Deja vu in the most brutal way. I can remember huge tracts of my childhood being exactly like this only substitute a bedroom for a cell.
And then finding out the true extent of how far the ostracizing, defamation and plain lack of care went when I finally went through my foster care file. Once again I am a commodity, a number on a piece of paper.

A nameless source of income.

It’s easy to see how foster kids transition from “care” to crime so easily. The brief and fleeting bit of power and control they get from committing whatever it is they do isnt even slightly tempered by a return to their childhood upbringing. It’s not punishment. They’re used to it. Anything else would be outside the norm. Even I, with my good girl relatively normal lifestyle, wasnt bothered by being locked up and had accepted the fact that I would be there for over a month with a surprising ease. In fact I was pretty sure I’d been in worse foster homes with less comfy beds than the floor I was stuck with in Remand.

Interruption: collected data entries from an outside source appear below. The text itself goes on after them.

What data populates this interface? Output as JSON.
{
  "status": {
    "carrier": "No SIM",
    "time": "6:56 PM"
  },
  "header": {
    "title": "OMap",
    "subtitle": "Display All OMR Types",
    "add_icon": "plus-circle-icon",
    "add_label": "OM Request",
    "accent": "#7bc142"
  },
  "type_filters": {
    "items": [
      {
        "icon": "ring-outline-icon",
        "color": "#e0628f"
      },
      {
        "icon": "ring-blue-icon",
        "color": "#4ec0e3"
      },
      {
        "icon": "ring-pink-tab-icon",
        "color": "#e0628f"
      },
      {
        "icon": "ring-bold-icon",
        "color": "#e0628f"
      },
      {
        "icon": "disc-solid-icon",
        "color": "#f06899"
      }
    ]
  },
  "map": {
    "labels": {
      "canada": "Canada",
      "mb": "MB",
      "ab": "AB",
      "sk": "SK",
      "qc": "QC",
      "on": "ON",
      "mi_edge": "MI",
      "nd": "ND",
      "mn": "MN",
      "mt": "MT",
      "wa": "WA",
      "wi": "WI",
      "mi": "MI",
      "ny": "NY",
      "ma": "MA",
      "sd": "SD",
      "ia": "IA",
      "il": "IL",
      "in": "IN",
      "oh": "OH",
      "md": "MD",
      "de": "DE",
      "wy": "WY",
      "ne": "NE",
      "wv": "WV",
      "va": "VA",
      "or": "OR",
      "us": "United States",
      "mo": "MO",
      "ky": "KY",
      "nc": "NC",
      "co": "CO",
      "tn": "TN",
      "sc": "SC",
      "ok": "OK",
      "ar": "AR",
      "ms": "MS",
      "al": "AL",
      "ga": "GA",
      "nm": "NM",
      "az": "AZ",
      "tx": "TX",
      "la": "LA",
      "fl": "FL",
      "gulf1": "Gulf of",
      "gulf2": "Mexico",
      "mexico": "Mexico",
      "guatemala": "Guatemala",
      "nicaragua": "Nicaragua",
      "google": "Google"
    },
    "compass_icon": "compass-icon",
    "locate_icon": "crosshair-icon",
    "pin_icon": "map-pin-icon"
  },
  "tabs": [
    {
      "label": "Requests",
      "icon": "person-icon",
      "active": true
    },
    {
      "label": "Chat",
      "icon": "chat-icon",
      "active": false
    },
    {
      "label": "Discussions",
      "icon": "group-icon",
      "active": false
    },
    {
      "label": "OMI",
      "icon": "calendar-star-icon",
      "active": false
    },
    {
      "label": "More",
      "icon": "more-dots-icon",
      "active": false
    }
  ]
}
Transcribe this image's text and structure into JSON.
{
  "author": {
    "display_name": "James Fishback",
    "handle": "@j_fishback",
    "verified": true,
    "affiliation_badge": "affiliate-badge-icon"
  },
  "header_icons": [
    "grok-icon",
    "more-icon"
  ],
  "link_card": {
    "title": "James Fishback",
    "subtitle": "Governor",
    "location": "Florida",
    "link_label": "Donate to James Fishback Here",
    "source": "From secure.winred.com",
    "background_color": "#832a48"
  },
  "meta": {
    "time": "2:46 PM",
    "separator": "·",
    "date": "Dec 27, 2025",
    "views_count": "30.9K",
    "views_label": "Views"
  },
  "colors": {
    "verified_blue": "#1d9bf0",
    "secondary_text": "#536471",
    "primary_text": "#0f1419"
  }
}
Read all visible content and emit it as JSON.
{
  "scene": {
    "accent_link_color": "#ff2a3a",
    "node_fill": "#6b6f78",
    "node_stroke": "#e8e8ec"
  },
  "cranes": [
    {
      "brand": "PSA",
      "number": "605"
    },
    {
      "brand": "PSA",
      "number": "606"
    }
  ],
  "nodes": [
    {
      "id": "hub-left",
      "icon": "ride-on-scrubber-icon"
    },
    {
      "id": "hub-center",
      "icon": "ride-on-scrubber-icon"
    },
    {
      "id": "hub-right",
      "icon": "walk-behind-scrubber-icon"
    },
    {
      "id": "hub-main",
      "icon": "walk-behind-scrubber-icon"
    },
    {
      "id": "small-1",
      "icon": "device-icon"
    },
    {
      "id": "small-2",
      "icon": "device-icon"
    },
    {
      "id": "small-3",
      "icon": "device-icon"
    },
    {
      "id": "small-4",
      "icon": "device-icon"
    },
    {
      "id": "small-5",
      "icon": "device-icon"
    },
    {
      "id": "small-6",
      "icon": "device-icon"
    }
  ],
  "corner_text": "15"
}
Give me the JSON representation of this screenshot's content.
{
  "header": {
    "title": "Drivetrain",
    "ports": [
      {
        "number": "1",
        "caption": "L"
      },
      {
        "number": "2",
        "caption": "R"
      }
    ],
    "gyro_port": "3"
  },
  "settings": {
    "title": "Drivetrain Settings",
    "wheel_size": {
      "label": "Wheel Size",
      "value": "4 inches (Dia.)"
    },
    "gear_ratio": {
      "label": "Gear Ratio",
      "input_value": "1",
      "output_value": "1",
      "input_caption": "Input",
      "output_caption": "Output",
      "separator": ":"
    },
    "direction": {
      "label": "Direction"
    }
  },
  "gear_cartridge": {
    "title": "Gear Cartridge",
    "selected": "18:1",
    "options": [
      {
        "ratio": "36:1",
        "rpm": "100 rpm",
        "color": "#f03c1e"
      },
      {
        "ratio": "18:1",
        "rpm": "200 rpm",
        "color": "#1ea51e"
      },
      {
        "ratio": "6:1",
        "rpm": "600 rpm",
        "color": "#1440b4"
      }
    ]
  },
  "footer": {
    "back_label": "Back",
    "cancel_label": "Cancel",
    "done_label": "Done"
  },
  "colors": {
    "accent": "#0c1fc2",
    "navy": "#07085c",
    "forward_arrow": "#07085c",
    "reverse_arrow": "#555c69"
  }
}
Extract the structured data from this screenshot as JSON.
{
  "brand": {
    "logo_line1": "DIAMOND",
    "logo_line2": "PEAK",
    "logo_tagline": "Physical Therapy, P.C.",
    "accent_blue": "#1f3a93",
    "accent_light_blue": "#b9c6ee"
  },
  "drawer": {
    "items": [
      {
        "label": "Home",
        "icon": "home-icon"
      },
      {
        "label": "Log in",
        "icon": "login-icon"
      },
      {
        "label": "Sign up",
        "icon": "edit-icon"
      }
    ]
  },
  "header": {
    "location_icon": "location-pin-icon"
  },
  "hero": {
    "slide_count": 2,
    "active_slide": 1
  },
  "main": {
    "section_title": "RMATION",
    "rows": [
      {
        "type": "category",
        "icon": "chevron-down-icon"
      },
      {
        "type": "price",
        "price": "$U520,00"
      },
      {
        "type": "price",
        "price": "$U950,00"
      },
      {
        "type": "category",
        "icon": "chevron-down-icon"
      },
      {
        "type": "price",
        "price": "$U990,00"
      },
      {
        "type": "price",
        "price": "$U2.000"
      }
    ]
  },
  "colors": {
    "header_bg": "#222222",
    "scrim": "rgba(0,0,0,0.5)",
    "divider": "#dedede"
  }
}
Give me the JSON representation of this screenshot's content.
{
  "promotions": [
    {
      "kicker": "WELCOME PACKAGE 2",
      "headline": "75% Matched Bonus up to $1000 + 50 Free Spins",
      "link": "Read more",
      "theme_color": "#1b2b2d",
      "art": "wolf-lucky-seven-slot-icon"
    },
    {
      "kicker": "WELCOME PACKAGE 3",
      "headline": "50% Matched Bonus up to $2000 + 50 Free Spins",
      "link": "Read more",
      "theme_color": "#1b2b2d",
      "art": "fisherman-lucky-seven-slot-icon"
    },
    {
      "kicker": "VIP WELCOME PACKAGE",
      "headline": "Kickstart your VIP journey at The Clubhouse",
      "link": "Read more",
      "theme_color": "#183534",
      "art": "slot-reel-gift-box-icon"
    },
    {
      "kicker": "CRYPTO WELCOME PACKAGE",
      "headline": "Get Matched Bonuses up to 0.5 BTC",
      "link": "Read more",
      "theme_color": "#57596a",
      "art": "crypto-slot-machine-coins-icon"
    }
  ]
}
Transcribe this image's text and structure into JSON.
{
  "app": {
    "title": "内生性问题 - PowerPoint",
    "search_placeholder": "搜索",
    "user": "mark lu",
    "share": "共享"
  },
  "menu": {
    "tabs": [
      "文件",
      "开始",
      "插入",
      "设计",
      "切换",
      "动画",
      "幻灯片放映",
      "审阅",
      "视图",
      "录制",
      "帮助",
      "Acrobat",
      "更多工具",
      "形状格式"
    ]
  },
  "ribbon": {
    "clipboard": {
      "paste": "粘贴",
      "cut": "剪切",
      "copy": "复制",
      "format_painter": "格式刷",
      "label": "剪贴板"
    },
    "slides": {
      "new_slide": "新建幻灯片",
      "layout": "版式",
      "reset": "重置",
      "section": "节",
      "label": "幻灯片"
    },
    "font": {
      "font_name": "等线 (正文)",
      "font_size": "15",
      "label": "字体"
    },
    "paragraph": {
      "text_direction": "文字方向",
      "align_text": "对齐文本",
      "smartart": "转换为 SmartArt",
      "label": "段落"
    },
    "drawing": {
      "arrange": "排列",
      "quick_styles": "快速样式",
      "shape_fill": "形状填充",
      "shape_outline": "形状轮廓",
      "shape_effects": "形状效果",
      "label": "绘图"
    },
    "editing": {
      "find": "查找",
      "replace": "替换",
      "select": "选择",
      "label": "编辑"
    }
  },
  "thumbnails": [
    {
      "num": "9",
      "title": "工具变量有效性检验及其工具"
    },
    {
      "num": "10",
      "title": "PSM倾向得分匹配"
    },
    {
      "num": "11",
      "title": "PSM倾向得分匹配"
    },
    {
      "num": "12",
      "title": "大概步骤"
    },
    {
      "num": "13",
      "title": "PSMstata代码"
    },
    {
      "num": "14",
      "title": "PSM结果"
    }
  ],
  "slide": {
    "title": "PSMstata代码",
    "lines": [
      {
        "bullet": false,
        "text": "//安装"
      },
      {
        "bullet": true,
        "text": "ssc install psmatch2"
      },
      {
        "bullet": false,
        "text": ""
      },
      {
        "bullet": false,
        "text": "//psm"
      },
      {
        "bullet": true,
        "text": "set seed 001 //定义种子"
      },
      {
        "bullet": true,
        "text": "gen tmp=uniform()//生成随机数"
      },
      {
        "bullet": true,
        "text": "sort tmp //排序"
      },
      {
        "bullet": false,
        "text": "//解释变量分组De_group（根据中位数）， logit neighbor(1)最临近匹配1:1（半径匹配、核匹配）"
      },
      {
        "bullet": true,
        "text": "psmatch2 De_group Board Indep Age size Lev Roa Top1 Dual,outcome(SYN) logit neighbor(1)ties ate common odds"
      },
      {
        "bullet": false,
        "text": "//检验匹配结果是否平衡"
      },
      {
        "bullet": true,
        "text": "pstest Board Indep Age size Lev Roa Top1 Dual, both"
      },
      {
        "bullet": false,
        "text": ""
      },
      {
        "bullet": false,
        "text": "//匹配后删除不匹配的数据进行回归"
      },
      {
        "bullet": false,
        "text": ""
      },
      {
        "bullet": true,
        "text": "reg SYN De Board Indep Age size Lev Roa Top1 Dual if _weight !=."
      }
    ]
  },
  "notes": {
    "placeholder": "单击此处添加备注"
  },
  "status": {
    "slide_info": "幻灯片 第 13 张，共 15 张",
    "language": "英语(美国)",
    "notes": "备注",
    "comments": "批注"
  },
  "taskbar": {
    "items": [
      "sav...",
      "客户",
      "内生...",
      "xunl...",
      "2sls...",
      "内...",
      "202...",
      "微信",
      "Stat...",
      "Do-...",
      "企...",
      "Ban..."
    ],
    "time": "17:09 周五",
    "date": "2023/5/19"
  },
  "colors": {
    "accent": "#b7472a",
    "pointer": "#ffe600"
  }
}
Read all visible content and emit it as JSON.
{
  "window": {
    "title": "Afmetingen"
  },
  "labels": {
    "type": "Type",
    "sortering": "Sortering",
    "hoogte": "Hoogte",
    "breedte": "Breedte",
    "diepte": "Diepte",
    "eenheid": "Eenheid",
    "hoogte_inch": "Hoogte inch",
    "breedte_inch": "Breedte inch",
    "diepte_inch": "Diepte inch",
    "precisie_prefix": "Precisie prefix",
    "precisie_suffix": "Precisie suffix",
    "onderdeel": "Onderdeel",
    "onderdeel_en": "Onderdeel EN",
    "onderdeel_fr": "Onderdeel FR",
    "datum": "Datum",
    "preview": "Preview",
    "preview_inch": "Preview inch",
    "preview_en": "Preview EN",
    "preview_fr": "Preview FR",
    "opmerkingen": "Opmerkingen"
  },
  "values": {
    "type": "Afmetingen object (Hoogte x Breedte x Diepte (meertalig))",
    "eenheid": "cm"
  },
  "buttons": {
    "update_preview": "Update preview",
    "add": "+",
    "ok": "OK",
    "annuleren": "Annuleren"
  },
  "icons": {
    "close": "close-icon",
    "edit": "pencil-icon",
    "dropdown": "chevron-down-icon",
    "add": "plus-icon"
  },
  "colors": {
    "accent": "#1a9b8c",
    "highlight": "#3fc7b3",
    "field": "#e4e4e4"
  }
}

And now Im struggling with the ‘have I finally become what Ive always been told I was’ label. What value do I really bring to the world if all Im ever going to be is an anonymous element of slave labour for various parts of the government. Me and my damn labels and need to categorize and define every little detail. I didnt turn into a mass murderer, I turned into an obsessive filer, labeller and catagorizer of facts. Some days I think a mass murderer would be more manageable.

As a result of all this nonsense Ive had to work from 8-4  daily in a sort of a community service program with armed guards. I assume it’s like a step up from regular community service. It’s still run by Corrections. Some of the guards are assholes, although for the most part they’re quite a bit more normal than the guards were in Remand, and pretty much everyone working there right now is considerably more criminal than I am with my measly traffic fines. It’s almost embarrassing. Not even almost. Ive been telling everyone Im there for window tint and no one seems to ask questions beyond that although everyone is pretty happy to share their life stories which in itself is a bit weird. Every criminal Ive ever known wont say ‘nothing about nothing.” The people at this program will chat my ear off if I stand still long enough.
I try not to stand still.
On the upside I do get to now keep all the money Ive been saving to pay my fines off and put it into the RV! Yay!

What have I learned from my little foray into crime?

Jail is far more survivable than you think.
And don’t tint your windows, you’ll break out in handcuffs.